On another system, with an older version of bash, the printf
builtin doesn't recognize \u
escapes -- but /usr/bin/printf
does. It appears that the coreutils printf
command gained support for \u
escapes earlier than bash did.
$ s='\u0444\u0430\u0439\u043b'
$ printf "$s\n"
\u0444\u0430\u0439\u043b
$ printf "%b\n" "$s"
\u0444\u0430\u0439\u043b
$ /usr/bin/printf "$s\n"
файл
$ /usr/bin/printf "%b\n" "$s"
файл
所有这些都假定您具有'\u0444\u0430\u0439 043u043b'
变量中的字符串。如果文件中有文件,您可以可以将文件内容包含到shell变量中,一次只能一行,但这不是最佳解决方案。在这种情况下,该Perl脚本应该可以完成工作;它将输入复制到stdout,用相应的以UTF-8编码的Unicode字符替换 \u ....
序列;输入可以是在命令行上命名的一个或多个文件,也可以是标准输入(如果不带参数调用的话)。
All of this assumes you have the '\u0444\u0430\u0439\u043b'
string in a variable. If it's in a file, you could slurp the file contents into a shell variable, probably a line at a time, but it's not the best solution. In that case, this Perl script should do the job; it copies its input to stdout, replacing \u....

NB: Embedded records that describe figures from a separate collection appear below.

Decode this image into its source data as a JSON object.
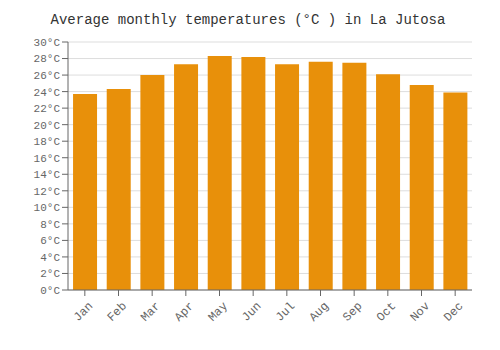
{
  "chart_data": {
    "type": "bar",
    "title": "Average monthly temperatures (°C ) in La Jutosa",
    "categories": [
      "Jan",
      "Feb",
      "Mar",
      "Apr",
      "May",
      "Jun",
      "Jul",
      "Aug",
      "Sep",
      "Oct",
      "Nov",
      "Dec"
    ],
    "values": [
      23.7,
      24.3,
      26.0,
      27.3,
      28.3,
      28.2,
      27.3,
      27.6,
      27.5,
      26.1,
      24.8,
      23.9
    ],
    "color": "#E8900A",
    "ylim": [
      0,
      30
    ],
    "yticks": [
      {
        "value": 0,
        "label": "0°C"
      },
      {
        "value": 2,
        "label": "2°C"
      },
      {
        "value": 4,
        "label": "4°C"
      },
      {
        "value": 6,
        "label": "6°C"
      },
      {
        "value": 8,
        "label": "8°C"
      },
      {
        "value": 10,
        "label": "10°C"
      },
      {
        "value": 12,
        "label": "12°C"
      },
      {
        "value": 14,
        "label": "14°C"
      },
      {
        "value": 16,
        "label": "16°C"
      },
      {
        "value": 18,
        "label": "18°C"
      },
      {
        "value": 20,
        "label": "20°C"
      },
      {
        "value": 22,
        "label": "22°C"
      },
      {
        "value": 24,
        "label": "24°C"
      },
      {
        "value": 26,
        "label": "26°C"
      },
      {
        "value": 28,
        "label": "28°C"
      },
      {
        "value": 30,
        "label": "30°C"
      }
    ],
    "grid": true
  }
}
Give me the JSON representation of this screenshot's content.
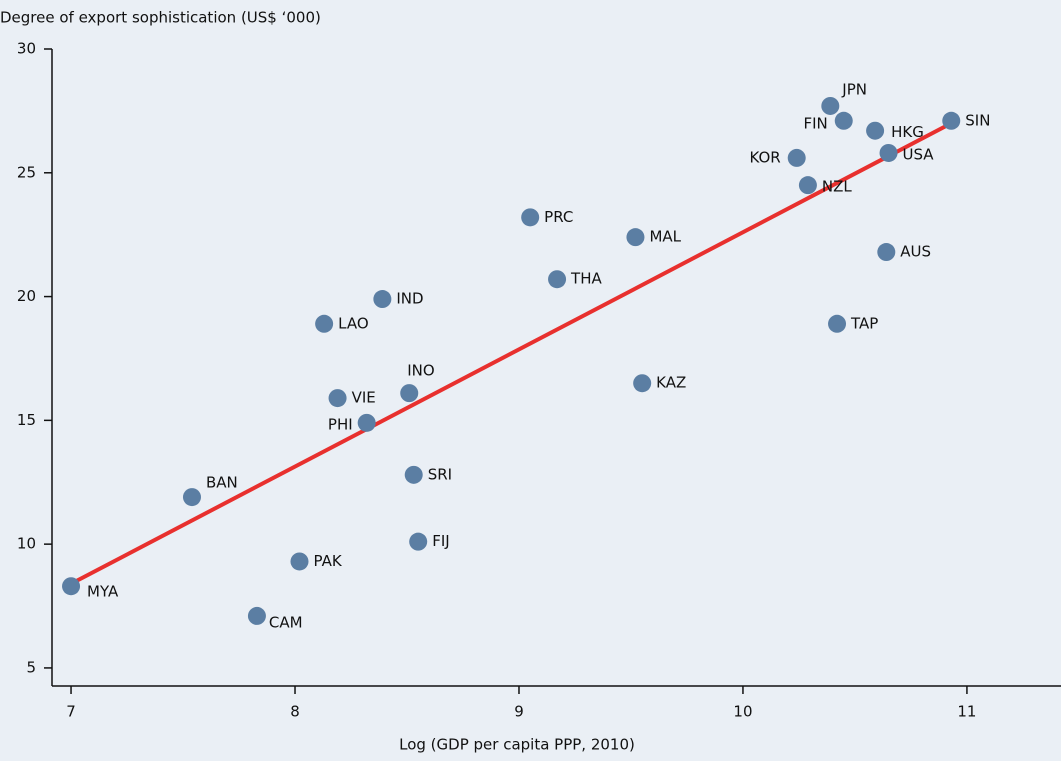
{
  "chart_data": {
    "type": "scatter",
    "y_label": "Degree of export sophistication (US$ ‘000)",
    "x_label": "Log (GDP per capita PPP, 2010)",
    "labels": [
      "MYA",
      "CAM",
      "PAK",
      "BAN",
      "PHI",
      "VIE",
      "LAO",
      "IND",
      "INO",
      "SRI",
      "FIJ",
      "PRC",
      "THA",
      "MAL",
      "KAZ",
      "KOR",
      "NZL",
      "JPN",
      "FIN",
      "HKG",
      "USA",
      "AUS",
      "TAP",
      "SIN"
    ],
    "x": [
      7.0,
      7.83,
      8.02,
      7.54,
      8.32,
      8.19,
      8.13,
      8.39,
      8.51,
      8.53,
      8.55,
      9.05,
      9.17,
      9.52,
      9.55,
      10.24,
      10.29,
      10.39,
      10.45,
      10.59,
      10.65,
      10.64,
      10.42,
      10.93
    ],
    "y": [
      8.3,
      7.1,
      9.3,
      11.9,
      14.9,
      15.9,
      18.9,
      19.9,
      16.1,
      12.8,
      10.1,
      23.2,
      20.7,
      22.4,
      16.5,
      25.6,
      24.5,
      27.7,
      27.1,
      26.7,
      25.8,
      21.8,
      18.9,
      27.1
    ],
    "color": "#5b7ea3",
    "trendline": {
      "x": [
        7.0,
        10.93
      ],
      "y": [
        8.4,
        27.0
      ],
      "color": "#e8302e"
    },
    "xlim": [
      6.915,
      11.42
    ],
    "ylim": [
      4.27,
      30
    ],
    "xticks": [
      7,
      8,
      9,
      10,
      11
    ],
    "yticks": [
      5,
      10,
      15,
      20,
      25,
      30
    ]
  }
}
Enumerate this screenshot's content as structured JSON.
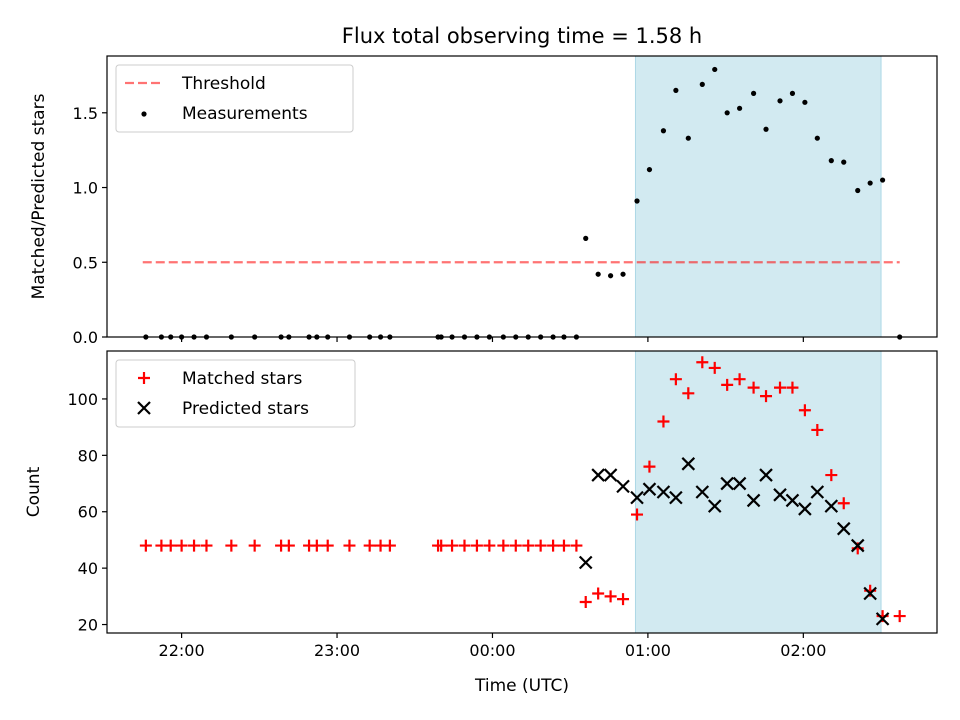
{
  "figure": {
    "title": "Flux total observing time = 1.58 h",
    "xlabel": "Time (UTC)"
  },
  "colors": {
    "shade": "#add8e6",
    "threshold": "#ff0000",
    "measurement": "#000000",
    "matched": "#ff0000",
    "predicted": "#000000"
  },
  "chart_data": [
    {
      "type": "scatter",
      "ylabel": "Matched/Predicted stars",
      "xlim": [
        -2.48,
        2.86
      ],
      "ylim": [
        0.0,
        1.88
      ],
      "x_unit": "hours relative to 00:00 UTC",
      "xticks": [
        -2,
        -1,
        0,
        1,
        2
      ],
      "xtick_labels": [],
      "yticks": [
        0.0,
        0.5,
        1.0,
        1.5
      ],
      "ytick_labels": [
        "0.0",
        "0.5",
        "1.0",
        "1.5"
      ],
      "shaded_interval": [
        0.92,
        2.5
      ],
      "legend": {
        "position": "upper-left",
        "entries": [
          "Threshold",
          "Measurements"
        ]
      },
      "threshold": {
        "name": "Threshold",
        "y": 0.5,
        "x_range": [
          -2.25,
          2.62
        ],
        "style": "dashed"
      },
      "series": [
        {
          "name": "Measurements",
          "marker": "dot",
          "points": [
            [
              -2.23,
              0
            ],
            [
              -2.13,
              0
            ],
            [
              -2.07,
              0
            ],
            [
              -2.0,
              0
            ],
            [
              -1.92,
              0
            ],
            [
              -1.84,
              0
            ],
            [
              -1.68,
              0
            ],
            [
              -1.53,
              0
            ],
            [
              -1.36,
              0
            ],
            [
              -1.31,
              0
            ],
            [
              -1.18,
              0
            ],
            [
              -1.13,
              0
            ],
            [
              -1.06,
              0
            ],
            [
              -0.92,
              0
            ],
            [
              -0.79,
              0
            ],
            [
              -0.72,
              0
            ],
            [
              -0.66,
              0
            ],
            [
              -0.35,
              0
            ],
            [
              -0.33,
              0
            ],
            [
              -0.26,
              0
            ],
            [
              -0.18,
              0
            ],
            [
              -0.1,
              0
            ],
            [
              -0.02,
              0
            ],
            [
              0.07,
              0
            ],
            [
              0.15,
              0
            ],
            [
              0.23,
              0
            ],
            [
              0.31,
              0
            ],
            [
              0.39,
              0
            ],
            [
              0.46,
              0
            ],
            [
              0.54,
              0
            ],
            [
              0.6,
              0.66
            ],
            [
              0.68,
              0.42
            ],
            [
              0.76,
              0.41
            ],
            [
              0.84,
              0.42
            ],
            [
              0.93,
              0.91
            ],
            [
              1.01,
              1.12
            ],
            [
              1.1,
              1.38
            ],
            [
              1.18,
              1.65
            ],
            [
              1.26,
              1.33
            ],
            [
              1.35,
              1.69
            ],
            [
              1.43,
              1.79
            ],
            [
              1.51,
              1.5
            ],
            [
              1.59,
              1.53
            ],
            [
              1.68,
              1.63
            ],
            [
              1.76,
              1.39
            ],
            [
              1.85,
              1.58
            ],
            [
              1.93,
              1.63
            ],
            [
              2.01,
              1.57
            ],
            [
              2.09,
              1.33
            ],
            [
              2.18,
              1.18
            ],
            [
              2.26,
              1.17
            ],
            [
              2.35,
              0.98
            ],
            [
              2.43,
              1.03
            ],
            [
              2.51,
              1.05
            ],
            [
              2.62,
              0
            ]
          ]
        }
      ]
    },
    {
      "type": "scatter",
      "ylabel": "Count",
      "xlim": [
        -2.48,
        2.86
      ],
      "ylim": [
        17,
        117
      ],
      "x_unit": "hours relative to 00:00 UTC",
      "xticks": [
        -2,
        -1,
        0,
        1,
        2
      ],
      "xtick_labels": [
        "22:00",
        "23:00",
        "00:00",
        "01:00",
        "02:00"
      ],
      "yticks": [
        20,
        40,
        60,
        80,
        100
      ],
      "ytick_labels": [
        "20",
        "40",
        "60",
        "80",
        "100"
      ],
      "shaded_interval": [
        0.92,
        2.5
      ],
      "legend": {
        "position": "upper-left",
        "entries": [
          "Matched stars",
          "Predicted stars"
        ]
      },
      "series": [
        {
          "name": "Matched stars",
          "marker": "plus",
          "points": [
            [
              -2.23,
              48
            ],
            [
              -2.13,
              48
            ],
            [
              -2.07,
              48
            ],
            [
              -2.0,
              48
            ],
            [
              -1.92,
              48
            ],
            [
              -1.84,
              48
            ],
            [
              -1.68,
              48
            ],
            [
              -1.53,
              48
            ],
            [
              -1.36,
              48
            ],
            [
              -1.31,
              48
            ],
            [
              -1.18,
              48
            ],
            [
              -1.13,
              48
            ],
            [
              -1.06,
              48
            ],
            [
              -0.92,
              48
            ],
            [
              -0.79,
              48
            ],
            [
              -0.72,
              48
            ],
            [
              -0.66,
              48
            ],
            [
              -0.35,
              48
            ],
            [
              -0.33,
              48
            ],
            [
              -0.26,
              48
            ],
            [
              -0.18,
              48
            ],
            [
              -0.1,
              48
            ],
            [
              -0.02,
              48
            ],
            [
              0.07,
              48
            ],
            [
              0.15,
              48
            ],
            [
              0.23,
              48
            ],
            [
              0.31,
              48
            ],
            [
              0.39,
              48
            ],
            [
              0.46,
              48
            ],
            [
              0.54,
              48
            ],
            [
              0.6,
              28
            ],
            [
              0.68,
              31
            ],
            [
              0.76,
              30
            ],
            [
              0.84,
              29
            ],
            [
              0.93,
              59
            ],
            [
              1.01,
              76
            ],
            [
              1.1,
              92
            ],
            [
              1.18,
              107
            ],
            [
              1.26,
              102
            ],
            [
              1.35,
              113
            ],
            [
              1.43,
              111
            ],
            [
              1.51,
              105
            ],
            [
              1.59,
              107
            ],
            [
              1.68,
              104
            ],
            [
              1.76,
              101
            ],
            [
              1.85,
              104
            ],
            [
              1.93,
              104
            ],
            [
              2.01,
              96
            ],
            [
              2.09,
              89
            ],
            [
              2.18,
              73
            ],
            [
              2.26,
              63
            ],
            [
              2.35,
              47
            ],
            [
              2.43,
              32
            ],
            [
              2.51,
              23
            ],
            [
              2.62,
              23
            ]
          ]
        },
        {
          "name": "Predicted stars",
          "marker": "x",
          "points": [
            [
              0.6,
              42
            ],
            [
              0.68,
              73
            ],
            [
              0.76,
              73
            ],
            [
              0.84,
              69
            ],
            [
              0.93,
              65
            ],
            [
              1.01,
              68
            ],
            [
              1.1,
              67
            ],
            [
              1.18,
              65
            ],
            [
              1.26,
              77
            ],
            [
              1.35,
              67
            ],
            [
              1.43,
              62
            ],
            [
              1.51,
              70
            ],
            [
              1.59,
              70
            ],
            [
              1.68,
              64
            ],
            [
              1.76,
              73
            ],
            [
              1.85,
              66
            ],
            [
              1.93,
              64
            ],
            [
              2.01,
              61
            ],
            [
              2.09,
              67
            ],
            [
              2.18,
              62
            ],
            [
              2.26,
              54
            ],
            [
              2.35,
              48
            ],
            [
              2.43,
              31
            ],
            [
              2.51,
              22
            ]
          ]
        }
      ]
    }
  ]
}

sequences with the corresponding Unicode character, encoded in UTF-8; the input can be either one or more files named on the command line, or standard input if it's invoked with no arguments.
#!/usr/bin/perl
use strict;
use warnings;
use utf8;
binmode(STDOUT, ":utf8");
while (<>) {
s/\\u([\da-fA-F]{4})/chr(hex($1))/eg;
print;
}
再次,请编辑您的问题,使其反映出来您的实际问题,并删除对UTF-16BE的任何引用。
Again, please edit your question so it reflects your actual problem and drops any references to UTF-16BE.
这篇关于如何在命令行中渲染UTF-16BE?的文章就介绍到这了,希望我们推荐的答案对大家有所帮助,也希望大家多多支持IT屋!